Ce terme traduit la chirurgie de la sphère génitale, aussi bien chez l’homme que chez la femme. Les chiffres de l’ISAPS (International Society of Aesthetic and Plastic Surgery) vont dans ce sens. En effet, entre 2016 et 2017, une augmentation de 23 % des procédures réalisées dans ce domaine a été constatée. Ce domaine, large, traite aussi bien de l’esthétique de l’appareil génital par la réduction de la taille des petites lèvres (nymphoplastie) que du traitement de l’inconfort que subissent de nombreuses femmes dans les suites de la ménopause ou bien du traitement d’un cancer. En effet, le problème de sécheresse vaginale, souvent peu abordé car source de gène, peut être amélioré par des techniques simples telles que le laser ou les injections d’acide hyaluronique. Lorsque l’on connaît le lourd retentissement de cette atteinte chez une femme et que des solutions existent, il est essentiel selon moi de favoriser la diffusion de l’information à ce propos ainsi que l’accès à ces techniques.

Autre intervention en croissance constante, le Bodylift Inférieur ; 22 % d’augmentation sur la même période traduit bien cette tendance. Lorsque l’on sait que le nombre d’interventions en chirurgie bariatrique (chirurgie permettant aux patients obèses de maigrir) a été multiplié par 20 depuis 1997, il est logique et évident que le nombre de séquelles de ces amaigrissements majeurs augmente également.

Le bodylift inférieur reste l’intervention phare chez ces patients aux lourdes séquelles pour permettre la réhabilitation de leur silhouette.

De tous ces chiffres, un autre élément ressort. Bien que les femmes restent les plus grandes adeptes de la chirurgie et de la médecine esthétique, le nombre d’hommes ayant recours à ces interventions est en augmentation permanente. Ainsi, le privilège de l’accès aux soins esthétiques n’est plus l’exclusivité de la femme et l’homme cherche de plus en plus à améliorer son apparence, en ne se fermant plus aux solutions qui lui sont offertes.

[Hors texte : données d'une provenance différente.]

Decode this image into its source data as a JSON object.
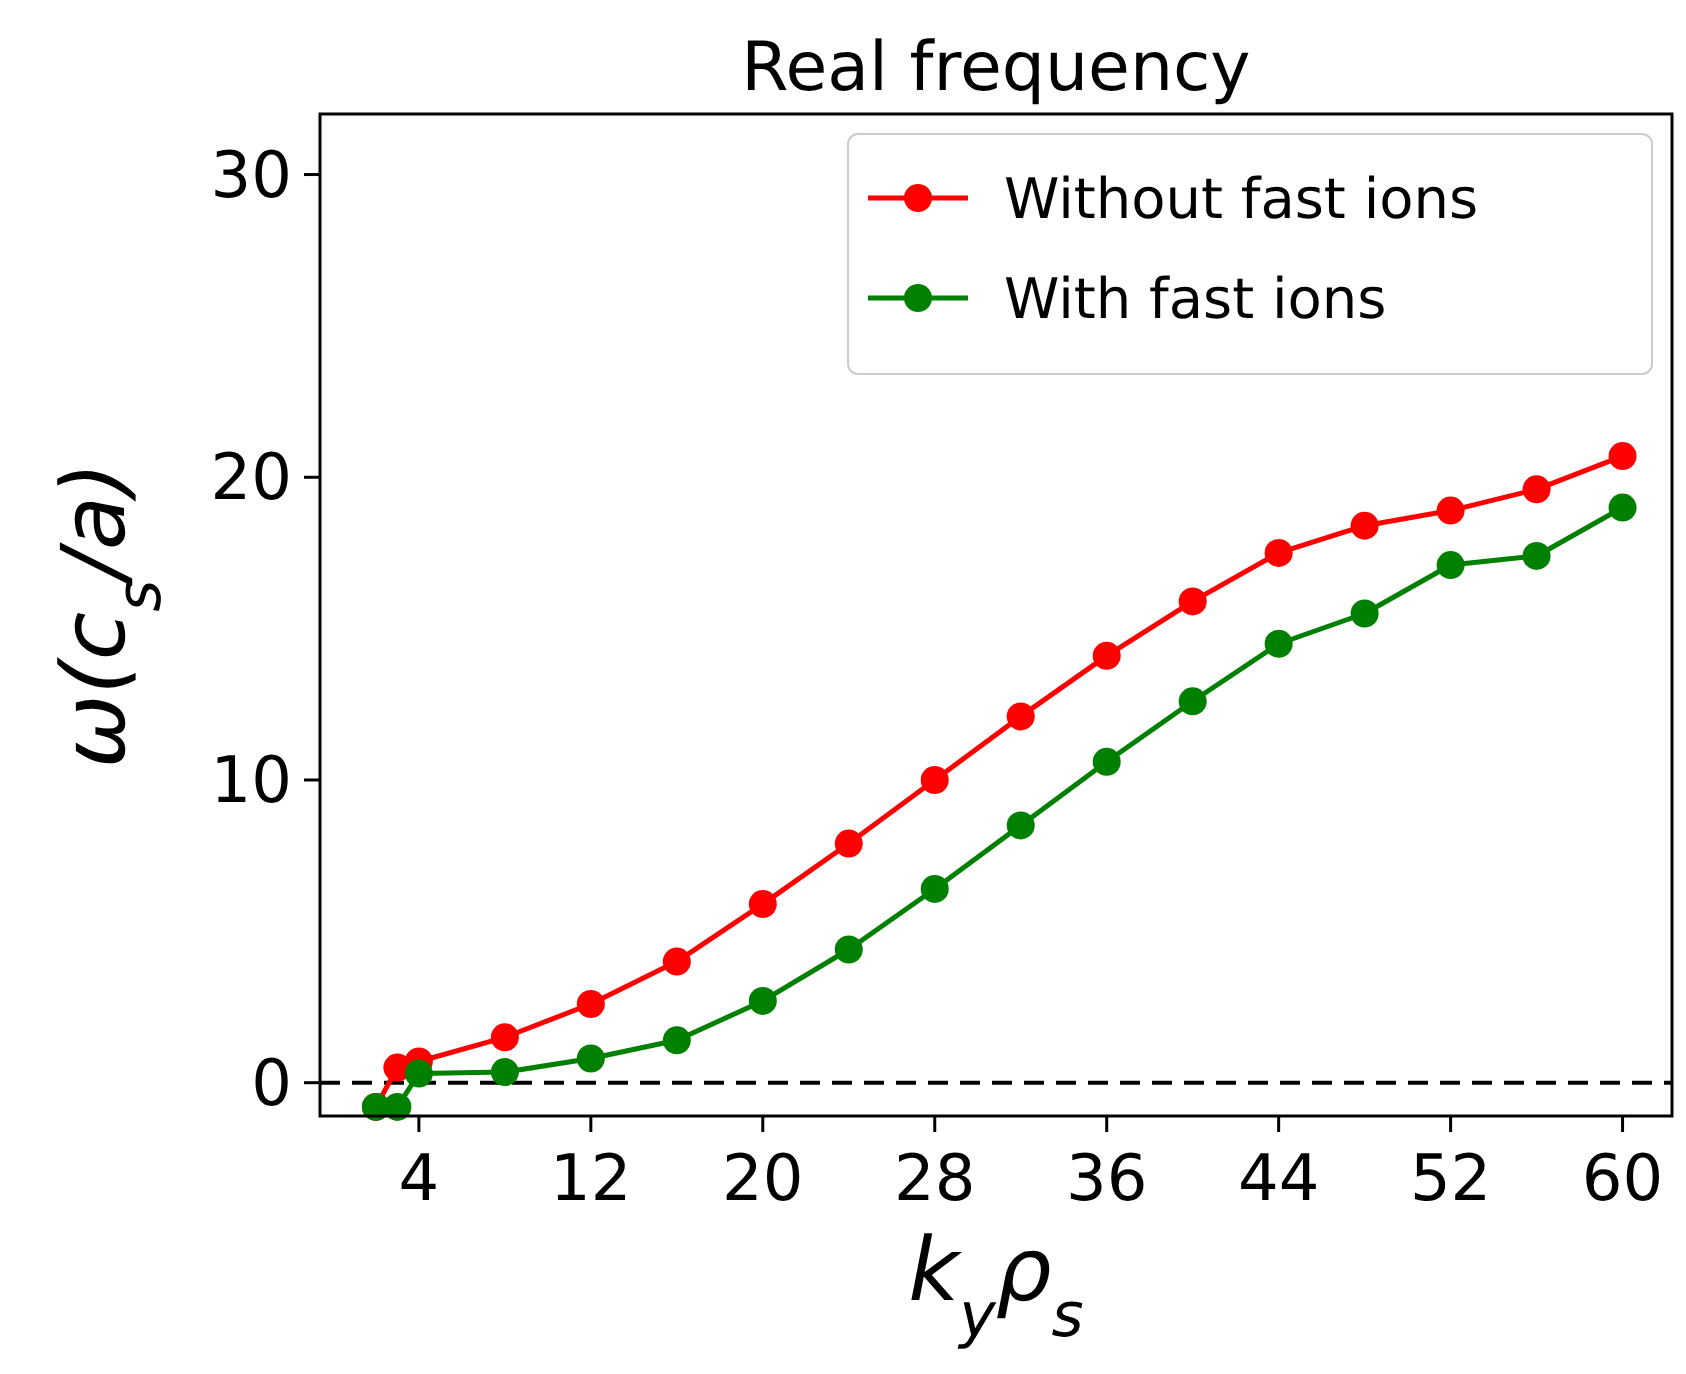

En dehors de la chirurgie, n’oublions pas la médecine esthétique

Le côté moins agressif de la médecine esthétique par rapport à la chirurgie continue de séduire. Ainsi, une demande importante existe de la part des patients consultant un chirurgien plasticien pour des injections de toxines botulique ou d’acide hyaluronique, que ce soit dans un but de rajeunissement ou de traitement d’un complexe, avec le souhait que cela retarde un recours, qui dans les esprits est inévitable, à la chirurgie.

Or, rien n’est inévitable. Chaque cas étant singulier, le but n’est pas de toujours répondre par la même réponse à une multitude de demandes, toutes différentes de par la nature de celui ou celle qui la pose.

La médecine esthétique permet bien souvent d’apporter des solutions efficaces par des procédures douces et peu agressives et on retrouve certaines tendances en augmentation comme par exemple :

– l’utilisation des Skinboosters ; il s’agit d’un acide hyaluronique avec une formule particulière dont le but est de réhydrater et repulper la peau, aux premiers signes du vieillissement.

La rhinoplastie médicale, où comment éviter de se faire opérer de son nez lorsque des injections d’acide hyaluronique peuvent permettre de rééquilibrer un profil marqué par une bosse, une pointe qui tombe …

Un résultat naturel : la vraie tendance 2019

D’où une expression que l’on entend et lit régulièrement : la French Touch. Cette expression peut traduire beaucoup de choses. Selon moi, elle traduit une volonté claire de la part des chirurgiens français à obtenir des résultats visibles, certes, mais sans jamais tirer vers l’excessif. Un résultat naturel est donc un résultat pondéré, respectant les proportions et l’harmonie du corps. Au-delà d’une volonté du chirurgien, ce souhait de résultat naturel fait aussi parti de la demande des patients français. A l’instar de ce que l’on peut observer outre Atlantique, où il existe une volonté marquée de résultats voyant et exubérant, la demande française se fait vers quelque chose de discret, élégant, raffiné.

Il sera intéressant de dresser un nouveau bilan fin 2020 pour continuer de suivre l’évolution de ces tendances.